Oct. 5, 2010— -- Discovery of a sea of corrupt paperwork threatens to make the U.S. foreclosure epidemic--already bad--significantly worse, delaying resolution by months or years.

It's not as if foreclosures weren't a big enough mess already: In August, according to real estate data firm RealtyTrac, lenders foreclosed on 95,364 U.S. properties--the highest monthly total since May 2005, when the company first began its tracking. In 19 states the number of homes seized by lenders at least doubled: in seven states it more than tripled. The number of loans 60 days or more past due now stands at 5.2 million.

"I don't see how we come out of this," says Professor Christopher Mayer, vice dean of the Columbia Business School. Working through the problem could take two years or longer.

"It's a terrible human cost," says RealtyTrac vice president Rick Sharga, "terrible for the families and for their communities."
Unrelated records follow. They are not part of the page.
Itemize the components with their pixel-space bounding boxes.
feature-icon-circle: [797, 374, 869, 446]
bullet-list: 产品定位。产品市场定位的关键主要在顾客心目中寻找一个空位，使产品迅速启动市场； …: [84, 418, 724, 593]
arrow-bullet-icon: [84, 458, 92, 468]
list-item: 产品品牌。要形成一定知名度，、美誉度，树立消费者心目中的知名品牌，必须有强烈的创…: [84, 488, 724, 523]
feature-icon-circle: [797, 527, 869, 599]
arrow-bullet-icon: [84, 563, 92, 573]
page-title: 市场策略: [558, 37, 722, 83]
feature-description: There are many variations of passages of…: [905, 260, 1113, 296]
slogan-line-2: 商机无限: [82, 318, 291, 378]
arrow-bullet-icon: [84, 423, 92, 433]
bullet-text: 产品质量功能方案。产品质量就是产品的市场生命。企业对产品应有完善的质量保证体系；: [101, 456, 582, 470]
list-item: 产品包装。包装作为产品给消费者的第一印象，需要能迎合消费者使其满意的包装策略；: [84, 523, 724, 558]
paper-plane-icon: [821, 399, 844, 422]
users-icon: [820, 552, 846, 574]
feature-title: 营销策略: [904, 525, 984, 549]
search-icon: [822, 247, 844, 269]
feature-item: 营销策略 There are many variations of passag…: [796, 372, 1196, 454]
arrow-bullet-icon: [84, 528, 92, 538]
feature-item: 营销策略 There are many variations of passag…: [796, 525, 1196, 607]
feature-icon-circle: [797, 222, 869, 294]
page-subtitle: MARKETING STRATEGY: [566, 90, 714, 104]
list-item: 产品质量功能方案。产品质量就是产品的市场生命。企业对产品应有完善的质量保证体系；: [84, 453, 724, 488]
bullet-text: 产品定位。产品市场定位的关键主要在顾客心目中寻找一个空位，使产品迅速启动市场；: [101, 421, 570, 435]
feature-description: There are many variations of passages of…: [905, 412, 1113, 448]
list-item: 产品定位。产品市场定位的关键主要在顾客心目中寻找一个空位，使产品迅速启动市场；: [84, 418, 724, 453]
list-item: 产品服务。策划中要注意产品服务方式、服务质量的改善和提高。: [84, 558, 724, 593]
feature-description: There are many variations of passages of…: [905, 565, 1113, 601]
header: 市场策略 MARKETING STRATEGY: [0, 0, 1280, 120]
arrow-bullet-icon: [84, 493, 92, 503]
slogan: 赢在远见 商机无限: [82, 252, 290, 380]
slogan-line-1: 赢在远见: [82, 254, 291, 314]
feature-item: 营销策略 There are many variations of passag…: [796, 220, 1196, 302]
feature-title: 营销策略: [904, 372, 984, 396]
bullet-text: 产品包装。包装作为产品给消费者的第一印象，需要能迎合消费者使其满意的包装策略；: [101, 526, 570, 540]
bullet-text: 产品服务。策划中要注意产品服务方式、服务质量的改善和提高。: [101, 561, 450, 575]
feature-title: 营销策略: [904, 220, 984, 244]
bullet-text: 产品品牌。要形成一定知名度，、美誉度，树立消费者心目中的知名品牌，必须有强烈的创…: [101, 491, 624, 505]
Foreclosures, he notes, not only depress prices of surrounding homes; they erode the municipal tax base, reducing the dollars available for local services. Safety suffers, too. "Having a vacant home in your neighborhood is a hazard," he says.

How much worse (or better) might things get? That depends, says Sharga, on variables such as job creation and the health of the overall economy. "This year there have been 1.2 million bank repossessions. If things go badly, that could turn out to be 1.4 [million] next year. Anything above that would have to be the result of some new problem."

Enter the corrupt document scandal.

In recent days major lenders--including JPMorgan Chase, Ally Financial's GMAC Mortgage unit and Bank of America--have conceded that paperwork supporting an unknown number of foreclosures contain errors ranging from wrong dates to forged or inconsistent signatures. In many cases mortgage company employees signed foreclosure documents without first verifying the information in them.

Whether sloppiness or deceit is the greater culprit remains to be determined. In response, the banks have suspended tens of thousands of pending foreclosures. Bank of America, for example, has suspended all its foreclosures in 23 states.